Książę sprawiał wrażenie, jakby był w bardzo melancholijnym nastroju, co rzadko się mu zdarzało albo przynajmniej Eleonora nigdy go takiego nie widywała. Jego wyznanie niezwykle ją zszokowało, długo zastanawiała się, co należy odpowiedzieć.
– Przeprosiny przyjęte, ale ja też nie jestem bez winy – przyznała.
Thomas uzyskał to, po co przyszedł, więc zaczął się zbierać do wyjścia.

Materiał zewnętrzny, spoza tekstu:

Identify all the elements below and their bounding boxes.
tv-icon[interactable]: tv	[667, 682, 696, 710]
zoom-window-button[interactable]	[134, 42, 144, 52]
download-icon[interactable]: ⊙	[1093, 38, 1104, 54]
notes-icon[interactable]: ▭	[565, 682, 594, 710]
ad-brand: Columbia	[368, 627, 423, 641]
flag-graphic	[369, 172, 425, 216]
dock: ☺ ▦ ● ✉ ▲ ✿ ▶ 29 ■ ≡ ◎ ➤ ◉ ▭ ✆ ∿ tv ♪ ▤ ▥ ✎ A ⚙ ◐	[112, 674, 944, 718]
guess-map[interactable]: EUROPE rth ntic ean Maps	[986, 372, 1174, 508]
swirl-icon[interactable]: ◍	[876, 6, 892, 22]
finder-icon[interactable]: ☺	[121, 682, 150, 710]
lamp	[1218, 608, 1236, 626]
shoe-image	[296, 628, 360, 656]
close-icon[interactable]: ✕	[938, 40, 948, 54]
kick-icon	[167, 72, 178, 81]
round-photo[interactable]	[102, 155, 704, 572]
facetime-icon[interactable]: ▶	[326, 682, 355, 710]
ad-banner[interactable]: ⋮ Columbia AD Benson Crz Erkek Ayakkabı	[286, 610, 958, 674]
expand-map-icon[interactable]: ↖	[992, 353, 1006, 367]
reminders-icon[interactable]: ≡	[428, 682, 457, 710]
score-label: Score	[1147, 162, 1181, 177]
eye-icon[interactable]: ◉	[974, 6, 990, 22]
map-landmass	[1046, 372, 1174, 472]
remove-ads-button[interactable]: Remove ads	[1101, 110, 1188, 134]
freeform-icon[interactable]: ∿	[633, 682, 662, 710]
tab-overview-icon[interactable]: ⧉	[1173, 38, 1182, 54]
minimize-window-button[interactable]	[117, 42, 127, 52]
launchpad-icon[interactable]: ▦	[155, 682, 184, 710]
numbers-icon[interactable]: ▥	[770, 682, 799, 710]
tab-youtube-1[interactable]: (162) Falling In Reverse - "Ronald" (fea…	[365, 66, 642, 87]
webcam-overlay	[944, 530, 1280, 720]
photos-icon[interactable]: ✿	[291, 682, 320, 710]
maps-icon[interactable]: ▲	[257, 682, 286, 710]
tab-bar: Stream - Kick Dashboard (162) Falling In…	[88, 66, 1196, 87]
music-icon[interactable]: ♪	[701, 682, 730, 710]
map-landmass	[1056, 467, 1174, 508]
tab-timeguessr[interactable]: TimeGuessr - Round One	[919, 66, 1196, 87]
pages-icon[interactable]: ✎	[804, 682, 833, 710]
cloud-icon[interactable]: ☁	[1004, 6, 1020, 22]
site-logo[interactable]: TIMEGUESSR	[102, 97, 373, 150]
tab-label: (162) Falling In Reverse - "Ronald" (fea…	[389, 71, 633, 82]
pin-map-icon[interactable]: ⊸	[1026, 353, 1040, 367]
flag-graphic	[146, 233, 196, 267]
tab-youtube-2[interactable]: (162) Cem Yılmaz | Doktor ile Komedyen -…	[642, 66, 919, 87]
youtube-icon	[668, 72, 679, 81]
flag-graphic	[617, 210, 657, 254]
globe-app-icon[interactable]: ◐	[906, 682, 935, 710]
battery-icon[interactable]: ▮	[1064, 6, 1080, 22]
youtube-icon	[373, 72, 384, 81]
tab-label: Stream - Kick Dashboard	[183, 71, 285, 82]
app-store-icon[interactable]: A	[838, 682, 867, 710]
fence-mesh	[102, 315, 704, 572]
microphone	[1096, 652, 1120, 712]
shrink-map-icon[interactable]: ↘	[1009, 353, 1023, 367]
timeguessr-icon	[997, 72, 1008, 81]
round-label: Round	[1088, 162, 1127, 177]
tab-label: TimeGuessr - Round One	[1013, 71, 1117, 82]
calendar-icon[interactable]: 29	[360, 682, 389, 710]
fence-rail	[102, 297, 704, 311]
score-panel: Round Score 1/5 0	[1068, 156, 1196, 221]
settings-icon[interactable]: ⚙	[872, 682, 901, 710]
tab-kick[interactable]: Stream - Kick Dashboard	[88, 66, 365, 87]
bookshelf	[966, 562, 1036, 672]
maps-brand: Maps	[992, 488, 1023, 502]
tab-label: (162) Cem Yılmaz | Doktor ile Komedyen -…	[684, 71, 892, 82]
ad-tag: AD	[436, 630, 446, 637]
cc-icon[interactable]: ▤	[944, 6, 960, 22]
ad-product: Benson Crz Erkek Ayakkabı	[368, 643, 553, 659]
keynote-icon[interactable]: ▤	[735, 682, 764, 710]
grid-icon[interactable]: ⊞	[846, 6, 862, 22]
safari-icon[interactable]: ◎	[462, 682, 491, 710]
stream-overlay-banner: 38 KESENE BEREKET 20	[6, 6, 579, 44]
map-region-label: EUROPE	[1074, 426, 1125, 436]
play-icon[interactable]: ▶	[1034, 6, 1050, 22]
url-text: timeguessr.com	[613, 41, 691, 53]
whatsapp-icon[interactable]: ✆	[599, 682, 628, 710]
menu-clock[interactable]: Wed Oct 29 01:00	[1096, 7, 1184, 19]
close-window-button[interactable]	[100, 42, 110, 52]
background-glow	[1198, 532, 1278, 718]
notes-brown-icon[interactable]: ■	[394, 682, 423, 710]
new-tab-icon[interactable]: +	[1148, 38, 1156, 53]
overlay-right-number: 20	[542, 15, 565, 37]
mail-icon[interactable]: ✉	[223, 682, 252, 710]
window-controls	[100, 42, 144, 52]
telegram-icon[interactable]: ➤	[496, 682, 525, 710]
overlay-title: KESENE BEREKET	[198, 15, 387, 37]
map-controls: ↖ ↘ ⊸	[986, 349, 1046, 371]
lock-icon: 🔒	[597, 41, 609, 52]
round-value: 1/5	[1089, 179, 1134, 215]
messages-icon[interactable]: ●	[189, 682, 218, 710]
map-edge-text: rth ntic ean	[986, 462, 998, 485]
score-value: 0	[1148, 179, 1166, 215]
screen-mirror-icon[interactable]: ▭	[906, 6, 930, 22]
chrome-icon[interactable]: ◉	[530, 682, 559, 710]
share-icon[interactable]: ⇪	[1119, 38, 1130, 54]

Na odchodne jeszcze rzucił:
– Oboje jesteśmy siebie warci.
Eleonora po rozmowie z mężem miała mętlik w głowie. Nie rozumiała, co właśnie się stało i jaki był tego cel. Niewiele myśląc, chwyciła jedwabny szal, aby okryć ramiona i mimo niepogody ruszyła na spacer.
Nim się zorientowała, była już koło stajni. Przystanęła przy niej na chwilę. Pamiętała, jak się tu skryła po przyłapaniu Thomasa i Luizy razem w łożu. Miała wrażenie, że teraz też się chowa, ale przed własnymi myślami.
Księżna zaczęła się zastanawiać, jaki los spotkał nieposkromionego Thundera. Zaciekawiona ruszyła w głąb pomieszczenia, aż napotkała poszukiwanego konia. Podeszła do niego i pogładziła go po grzbiecie. Patrząc w jego ciemne oczy, uznała, że doskonałym pomysłem byłaby konna przejażdżka.
Eleonora wyprowadziła Thundera na zewnątrz i bez siodła oraz odpowiedniego stroju, z trudem się na niego wdrapała. Gdy ta sztuka jej się udała, zadowolona z siebie docisnęła łydki do boków konia i wypchnęła biodra do przodu. Nieoczekiwanie zwierzę zamiast ruszyć, poderwało przednie kopyta do góry. Eleonora zdążyła wydać z siebie tylko przeraźliwy pisk, zanim z impetem upadła na twardą ziemię.